Kurzgeschichte: Hundeleben

Es war einmal ein Streuner, der war auf den Straßen und in den Herzen der Menschen zu Hause. Er blieb nie lange bei einer Familie, ließ sich füttern, streicheln, spielte mit den Kindern, schlief auf weichen Kissen. Und am nächsten Tag war er verschwunden, auf der Reise, auf der Suche. Er war nicht hübsch, aber es war genug, immer von neuem ein Dach überm Kopf geboten zu bekommen. Und es war ihm genug. Es war ein Hundeleben, das er führte, ein glückliches noch dazu.

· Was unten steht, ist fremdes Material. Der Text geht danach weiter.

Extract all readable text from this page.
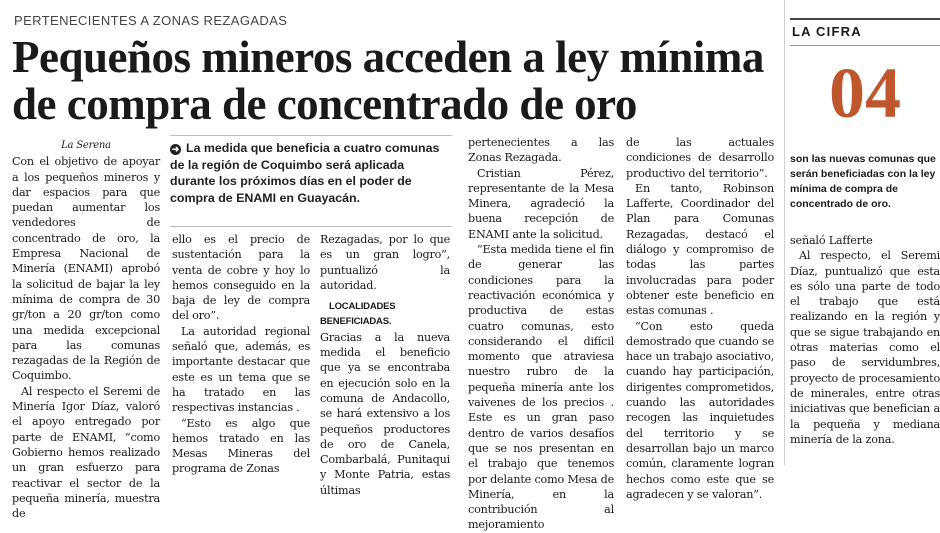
PERTENECIENTES A ZONAS REZAGADAS
Pequeños mineros acceden a ley mínima de compra de concentrado de oro
LA CIFRA
04

son las nuevas comunas que serán beneficiadas con la ley mínima de compra de concentrado de oro.

La Serena

Con el objetivo de apoyar a los pequeños mineros y dar espacios para que puedan aumentar los vendedores de concentrado de oro, la Empresa Nacional de Minería (ENAMI) aprobó la solicitud de bajar la ley mínima de compra de 30 gr/ton a 20 gr/ton como una medida excepcional para las comunas rezagadas de la Región de Coquimbo.

Al respecto el Seremi de Minería Igor Díaz, valoró el apoyo entregado por parte de ENAMI, “como Gobierno hemos realizado un gran esfuerzo para reactivar el sector de la pequeña minería, muestra de

➜ La medida que beneficia a cuatro comunas de la región de Coquimbo será aplicada durante los próximos días en el poder de compra de ENAMI en Guayacán.

ello es el precio de sustentación para la venta de cobre y hoy lo hemos conseguido en la baja de ley de compra del oro”.

La autoridad regional señaló que, además, es importante destacar que este es un tema que se ha tratado en las respectivas instancias .

“Esto es algo que hemos tratado en las Mesas Mineras del programa de Zonas

Rezagadas, por lo que es un gran logro”, puntualizó la autoridad.

LOCALIDADES BENEFICIADAS.

Gracias a la nueva medida el beneficio que ya se encontraba en ejecución solo en la comuna de Andacollo, se hará extensivo a los pequeños productores de oro de Canela, Combarbalá, Punitaqui y Monte Patria, estas últimas

pertenecientes a las Zonas Rezagada.

Cristian Pérez, representante de la Mesa Minera, agradeció la buena recepción de ENAMI ante la solicitud.

“Esta medida tiene el fin de generar las condiciones para la reactivación económica y productiva de estas cuatro comunas, esto considerando el difícil momento que atraviesa nuestro rubro de la pequeña minería ante los vaivenes de los precios . Este es un gran paso dentro de varios desafíos que se nos presentan en el trabajo que tenemos por delante como Mesa de Minería, en la contribución al mejoramiento

de las actuales condiciones de desarrollo productivo del territorio”.

En tanto, Robinson Lafferte, Coordinador del Plan para Comunas Rezagadas, destacó el diálogo y compromiso de todas las partes involucradas para poder obtener este beneficio en estas comunas .

“Con esto queda demostrado que cuando se hace un trabajo asociativo, cuando hay participación, dirigentes comprometidos, cuando las autoridades recogen las inquietudes del territorio y se desarrollan bajo un marco común, claramente logran hechos como este que se agradecen y se valoran”.

señaló Lafferte

Al respecto, el Seremi Díaz, puntualizó que esta es sólo una parte de todo el trabajo que está realizando en la región y que se sigue trabajando en otras materias como el paso de servidumbres, proyecto de procesamiento de minerales, entre otras iniciativas que benefician a la pequeña y mediana minería de la zona.
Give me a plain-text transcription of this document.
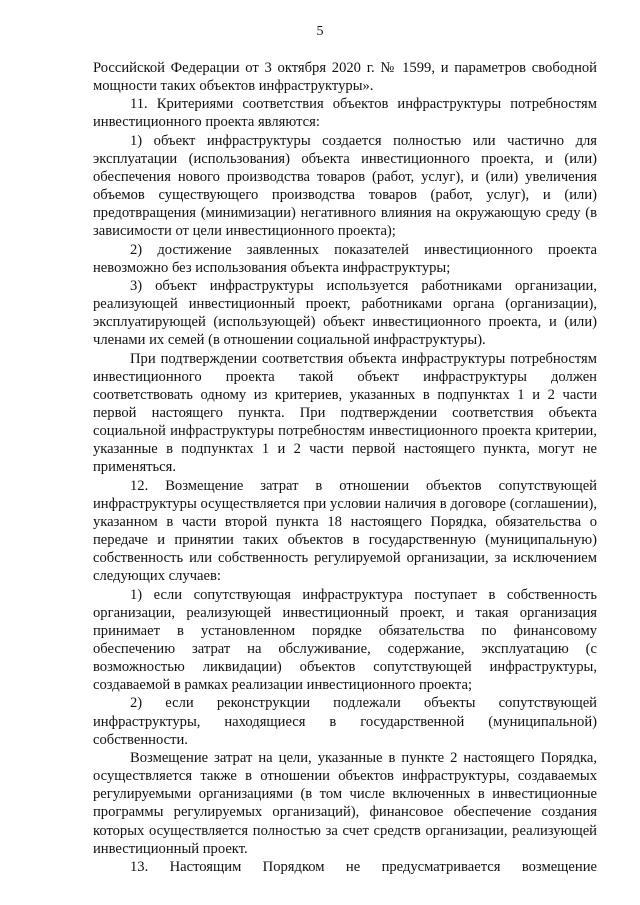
5

Российской Федерации от 3 октября 2020 г. № 1599, и параметров свободной мощности таких объектов инфраструктуры».

11. Критериями соответствия объектов инфраструктуры потребностям инвестиционного проекта являются:

1) объект инфраструктуры создается полностью или частично для эксплуатации (использования) объекта инвестиционного проекта, и (или) обеспечения нового производства товаров (работ, услуг), и (или) увеличения объемов существующего производства товаров (работ, услуг), и (или) предотвращения (минимизации) негативного влияния на окружающую среду (в зависимости от цели инвестиционного проекта);

2) достижение заявленных показателей инвестиционного проекта невозможно без использования объекта инфраструктуры;

3) объект инфраструктуры используется работниками организации, реализующей инвестиционный проект, работниками органа (организации), эксплуатирующей (использующей) объект инвестиционного проекта, и (или) членами их семей (в отношении социальной инфраструктуры).

При подтверждении соответствия объекта инфраструктуры потребностям инвестиционного проекта такой объект инфраструктуры должен соответствовать одному из критериев, указанных в подпунктах 1 и 2 части первой настоящего пункта. При подтверждении соответствия объекта социальной инфраструктуры потребностям инвестиционного проекта критерии, указанные в подпунктах 1 и 2 части первой настоящего пункта, могут не применяться.

12. Возмещение затрат в отношении объектов сопутствующей инфраструктуры осуществляется при условии наличия в договоре (соглашении), указанном в части второй пункта 18 настоящего Порядка, обязательства о передаче и принятии таких объектов в государственную (муниципальную) собственность или собственность регулируемой организации, за исключением следующих случаев:

1) если сопутствующая инфраструктура поступает в собственность организации, реализующей инвестиционный проект, и такая организация принимает в установленном порядке обязательства по финансовому обеспечению затрат на обслуживание, содержание, эксплуатацию (с возможностью ликвидации) объектов сопутствующей инфраструктуры, создаваемой в рамках реализации инвестиционного проекта;

2) если реконструкции подлежали объекты сопутствующей инфраструктуры, находящиеся в государственной (муниципальной) собственности.

Возмещение затрат на цели, указанные в пункте 2 настоящего Порядка, осуществляется также в отношении объектов инфраструктуры, создаваемых регулируемыми организациями (в том числе включенных в инвестиционные программы регулируемых организаций), финансовое обеспечение создания которых осуществляется полностью за счет средств организации, реализующей инвестиционный проект.

13. Настоящим Порядком не предусматривается возмещение
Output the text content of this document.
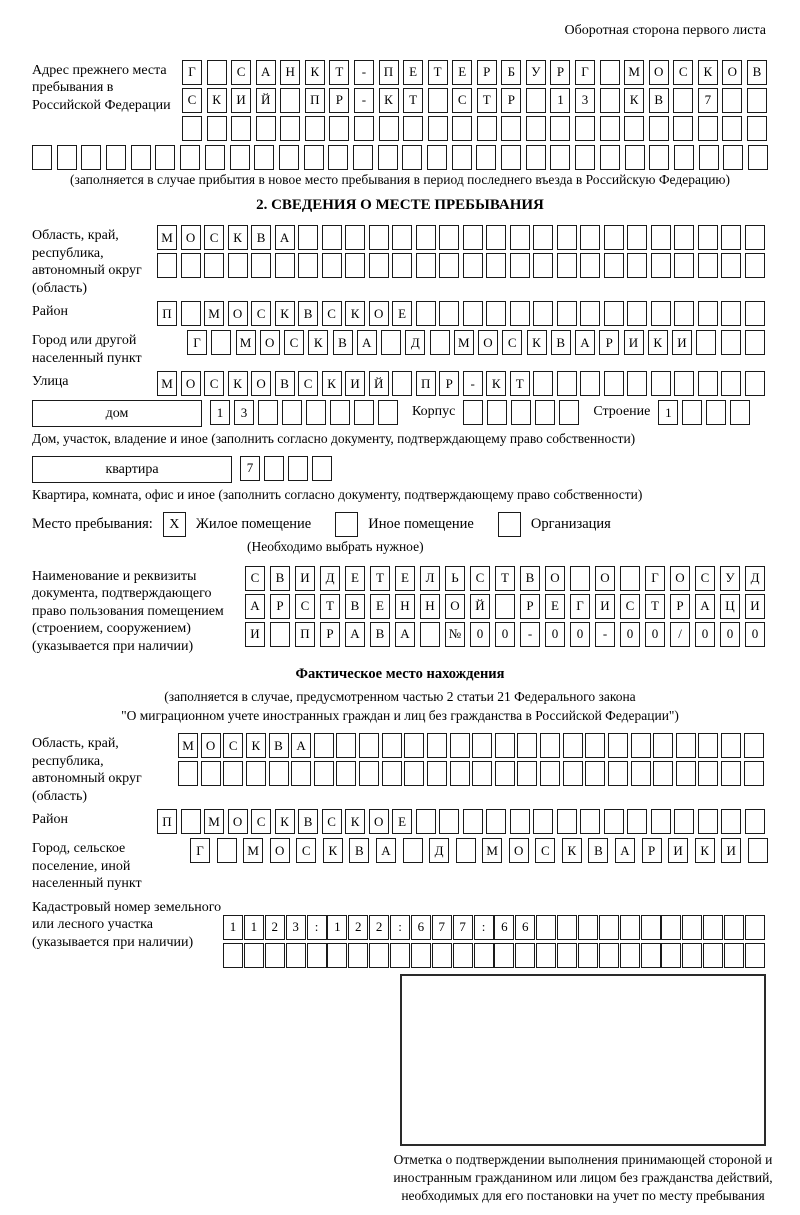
Оборотная сторона первого листа
Адрес прежнего места пребывания в Российской Федерации
Г	С	А	Н	К	Т	-	П	Е	Т	Е	Р	Б	У	Р	Г	М	О	С	К	О	В
С	К	И	Й	П	Р	-	К	Т	С	Т	Р	1	3	К	В	7
(заполняется в случае прибытия в новое место пребывания в период последнего въезда в Российскую Федерацию)
2. СВЕДЕНИЯ О МЕСТЕ ПРЕБЫВАНИЯ
Область, край, республика, автономный округ (область)
М	О	С	К	В	А
Район	П	М	О	С	К	В	С	К	О	Е
Город или другой населенный пункт
Г	М	О	С	К	В	А	Д	М	О	С	К	В	А	Р	И	К	И
Улица	М	О	С	К	О	В	С	К	И	Й	П	Р	-	К	Т
дом	1	3	Корпус	Строение	1
Дом, участок, владение и иное (заполнить согласно документу, подтверждающему право собственности)
квартира	7
Квартира, комната, офис и иное (заполнить согласно документу, подтверждающему право собственности)
Место пребывания:	X	Жилое помещение	Иное помещение	Организация
(Необходимо выбрать нужное)
Наименование и реквизиты документа, подтверждающего право пользования помещением (строением, сооружением) (указывается при наличии)
С	В	И	Д	Е	Т	Е	Л	Ь	С	Т	В	О	О	Г	О	С	У	Д
А	Р	С	Т	В	Е	Н	Н	О	Й	Р	Е	Г	И	С	Т	Р	А	Ц	И
И	П	Р	А	В	А	№	0	0	-	0	0	-	0	0	/	0	0	0
Фактическое место нахождения
(заполняется в случае, предусмотренном частью 2 статьи 21 Федерального закона
"О миграционном учете иностранных граждан и лиц без гражданства в Российской Федерации")
Область, край, республика, автономный округ (область)
М О	С	К	В	А
Район	П	М	О	С	К	В	С	К	О	Е
Город, сельское поселение, иной населенный пункт
Г	М	О	С	К	В	А	Д	М	О	С	К	В	А	Р	И	К	И
Кадастровый номер земельного или лесного участка (указывается при наличии)
1	1	2	3	:	1	2	2	:	6	7	7	:	6	6
Отметка о подтверждении выполнения принимающей стороной и иностранным гражданином или лицом без гражданства действий, необходимых для его постановки на учет по месту пребывания
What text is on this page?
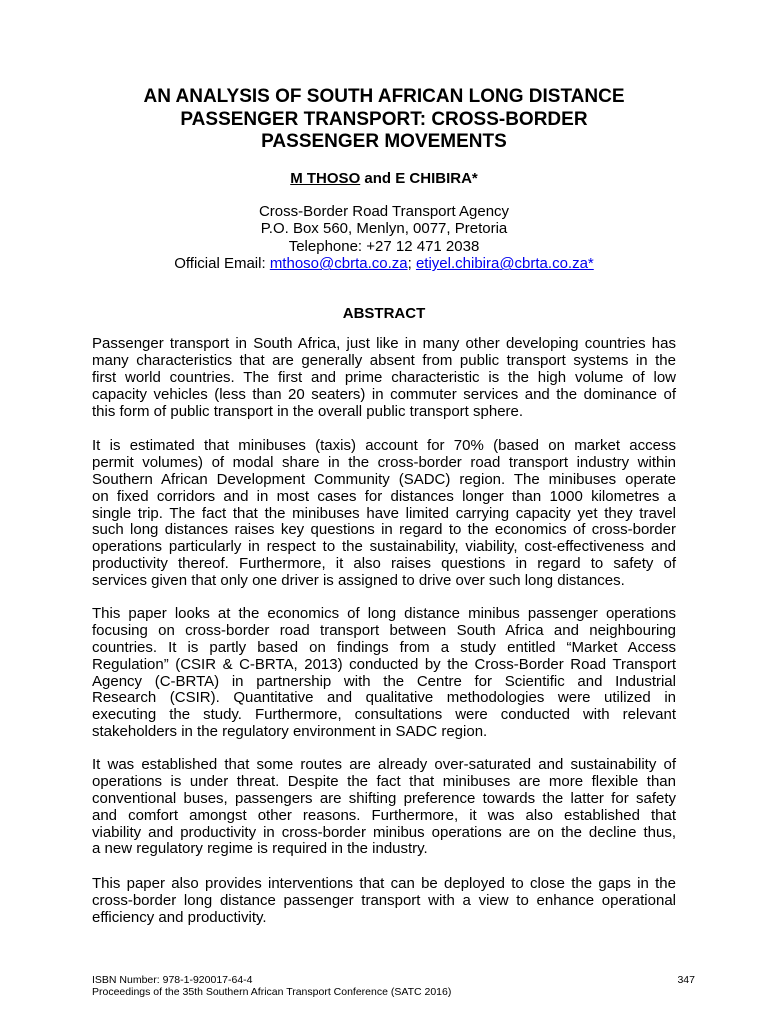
AN ANALYSIS OF SOUTH AFRICAN LONG DISTANCE
PASSENGER TRANSPORT: CROSS-BORDER
PASSENGER MOVEMENTS
M THOSO and E CHIBIRA*
Cross-Border Road Transport Agency
P.O. Box 560, Menlyn, 0077, Pretoria
Telephone: +27 12 471 2038
Official Email: mthoso@cbrta.co.za; etiyel.chibira@cbrta.co.za*
ABSTRACT

Passenger transport in South Africa, just like in many other developing countries has
many characteristics that are generally absent from public transport systems in the
first world countries. The first and prime characteristic is the high volume of low
capacity vehicles (less than 20 seaters) in commuter services and the dominance of
this form of public transport in the overall public transport sphere.

It is estimated that minibuses (taxis) account for 70% (based on market access
permit volumes) of modal share in the cross-border road transport industry within
Southern African Development Community (SADC) region. The minibuses operate
on fixed corridors and in most cases for distances longer than 1000 kilometres a
single trip. The fact that the minibuses have limited carrying capacity yet they travel
such long distances raises key questions in regard to the economics of cross-border
operations particularly in respect to the sustainability, viability, cost-effectiveness and
productivity thereof. Furthermore, it also raises questions in regard to safety of
services given that only one driver is assigned to drive over such long distances.

This paper looks at the economics of long distance minibus passenger operations
focusing on cross-border road transport between South Africa and neighbouring
countries. It is partly based on findings from a study entitled “Market Access
Regulation” (CSIR & C-BRTA, 2013) conducted by the Cross-Border Road Transport
Agency (C-BRTA) in partnership with the Centre for Scientific and Industrial
Research (CSIR). Quantitative and qualitative methodologies were utilized in
executing the study. Furthermore, consultations were conducted with relevant
stakeholders in the regulatory environment in SADC region.

It was established that some routes are already over-saturated and sustainability of
operations is under threat. Despite the fact that minibuses are more flexible than
conventional buses, passengers are shifting preference towards the latter for safety
and comfort amongst other reasons. Furthermore, it was also established that
viability and productivity in cross-border minibus operations are on the decline thus,
a new regulatory regime is required in the industry.

This paper also provides interventions that can be deployed to close the gaps in the
cross-border long distance passenger transport with a view to enhance operational
efficiency and productivity.

ISBN Number: 978-1-920017-64-4	347
Proceedings of the 35th Southern African Transport Conference (SATC 2016)
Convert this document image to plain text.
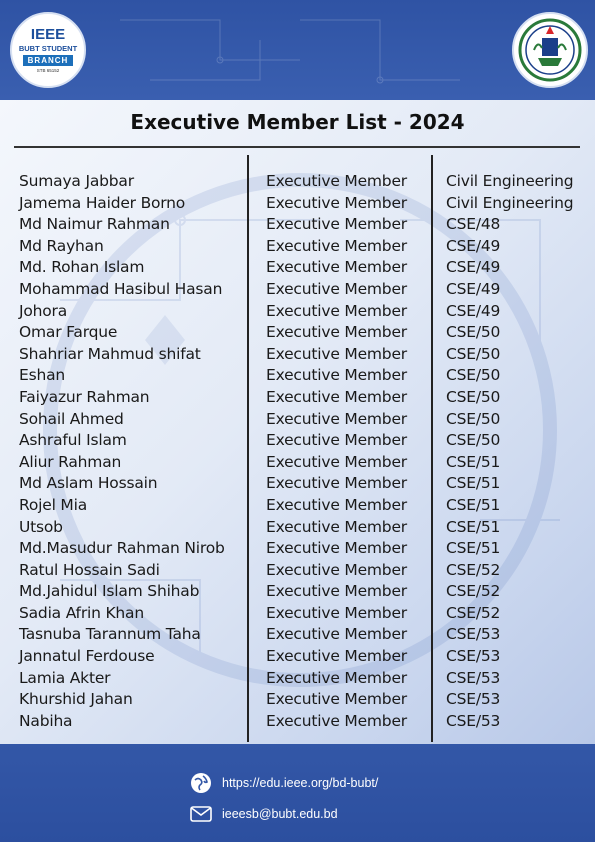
IEEE
BUBT STUDENT
BRANCH
STB 65152
Executive Member List - 2024
Sumaya Jabbar	Executive Member	Civil Engineering
Jamema Haider Borno	Executive Member	Civil Engineering
Md Naimur Rahman	Executive Member	CSE/48
Md Rayhan	Executive Member	CSE/49
Md. Rohan Islam	Executive Member	CSE/49
Mohammad Hasibul Hasan	Executive Member	CSE/49
Johora	Executive Member	CSE/49
Omar Farque	Executive Member	CSE/50
Shahriar Mahmud shifat	Executive Member	CSE/50
Eshan	Executive Member	CSE/50
Faiyazur Rahman	Executive Member	CSE/50
Sohail Ahmed	Executive Member	CSE/50
Ashraful Islam	Executive Member	CSE/50
Aliur Rahman	Executive Member	CSE/51
Md Aslam Hossain	Executive Member	CSE/51
Rojel Mia	Executive Member	CSE/51
Utsob	Executive Member	CSE/51
Md.Masudur Rahman Nirob	Executive Member	CSE/51
Ratul Hossain Sadi	Executive Member	CSE/52
Md.Jahidul Islam Shihab	Executive Member	CSE/52
Sadia Afrin Khan	Executive Member	CSE/52
Tasnuba Tarannum Taha	Executive Member	CSE/53
Jannatul Ferdouse	Executive Member	CSE/53
Lamia Akter	Executive Member	CSE/53
Khurshid Jahan	Executive Member	CSE/53
Nabiha	Executive Member	CSE/53
https://edu.ieee.org/bd-bubt/
ieeesb@bubt.edu.bd
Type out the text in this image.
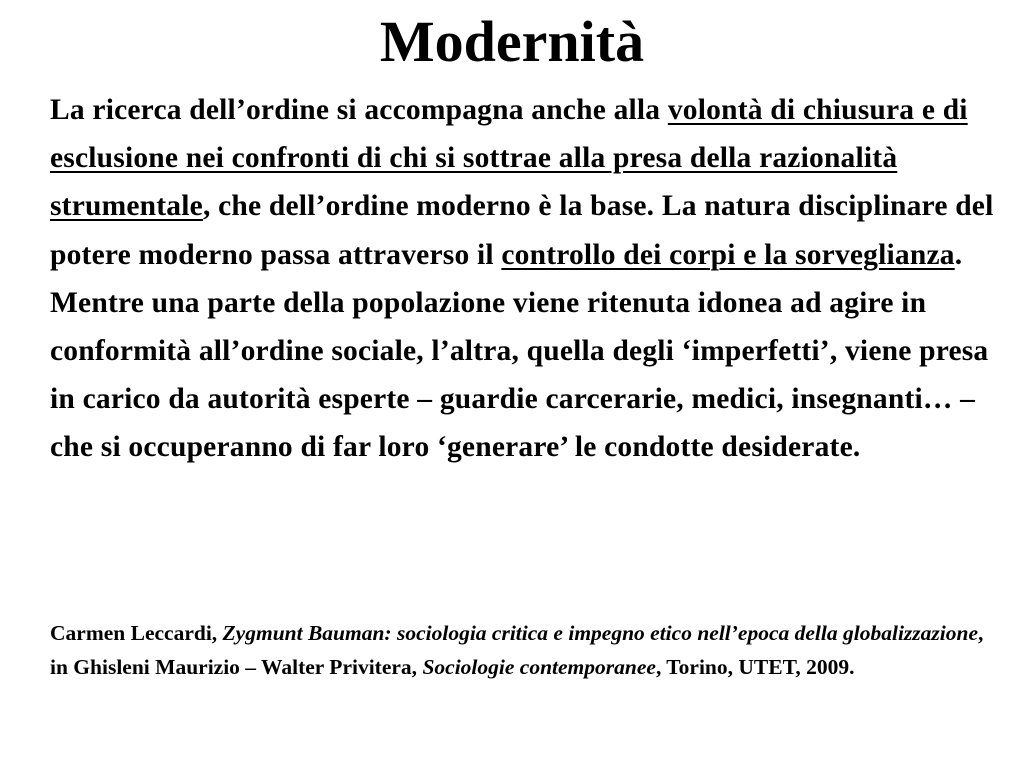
Modernità

La ricerca dell’ordine si accompagna anche alla volontà di chiusura e di esclusione nei confronti di chi si sottrae alla presa della razionalità strumentale, che dell’ordine moderno è la base. La natura disciplinare del potere moderno passa attraverso il controllo dei corpi e la sorveglianza. Mentre una parte della popolazione viene ritenuta idonea ad agire in conformità all’ordine sociale, l’altra, quella degli ‘imperfetti’, viene presa in carico da autorità esperte – guardie carcerarie, medici, insegnanti… – che si occuperanno di far loro ‘generare’ le condotte desiderate.

Carmen Leccardi, Zygmunt Bauman: sociologia critica e impegno etico nell’epoca della globalizzazione, in Ghisleni Maurizio – Walter Privitera, Sociologie contemporanee, Torino, UTET, 2009.
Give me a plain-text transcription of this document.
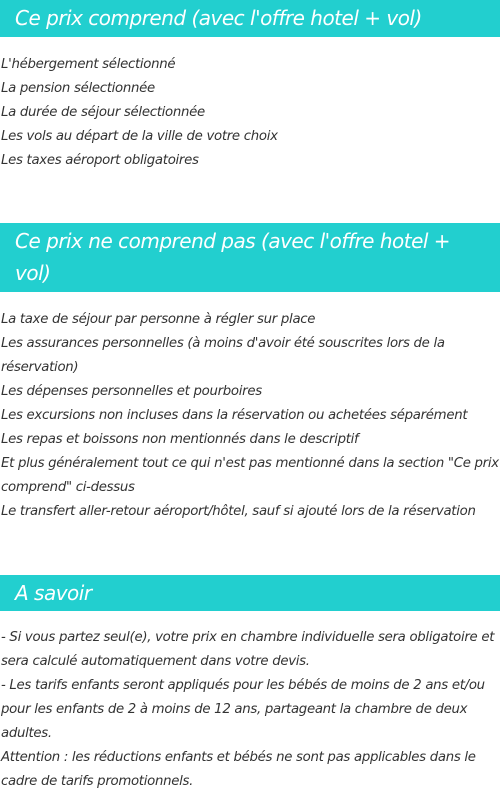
Ce prix comprend (avec l'offre hotel + vol)
L'hébergement sélectionné
La pension sélectionnée
La durée de séjour sélectionnée
Les vols au départ de la ville de votre choix
Les taxes aéroport obligatoires
Ce prix ne comprend pas (avec l'offre hotel + vol)
La taxe de séjour par personne à régler sur place
Les assurances personnelles (à moins d'avoir été souscrites lors de la réservation)
Les dépenses personnelles et pourboires
Les excursions non incluses dans la réservation ou achetées séparément
Les repas et boissons non mentionnés dans le descriptif
Et plus généralement tout ce qui n'est pas mentionné dans la section "Ce prix comprend" ci-dessus
Le transfert aller-retour aéroport/hôtel, sauf si ajouté lors de la réservation
A savoir

- Si vous partez seul(e), votre prix en chambre individuelle sera obligatoire et sera calculé automatiquement dans votre devis.

- Les tarifs enfants seront appliqués pour les bébés de moins de 2 ans et/ou pour les enfants de 2 à moins de 12 ans, partageant la chambre de deux adultes.

Attention : les réductions enfants et bébés ne sont pas applicables dans le cadre de tarifs promotionnels.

Nun geriet der Streuner aber an ein Mädchen. Schwächlich war es, klein und hatte viel Schlimmes in der Welt gesehen. Das Mädchen nahm den Streuner auf, gab ihm zu fressen, stellte ihm eine Wasserschale hin, richtete ihm ein Kissenlager her. Am Abend schmusten die beiden, das Mädchen vertraute dem Streuner all ihre Geheimnisse an, ihre Ängste, ihre Wünsche, ihre Hoffnungen. Der Streuner hörte ihr zu, mit halbgeschossenen Augen und vor Glück verzücktem Gesichtsausdruck. So schliefen die beiden ein, eng beieinander.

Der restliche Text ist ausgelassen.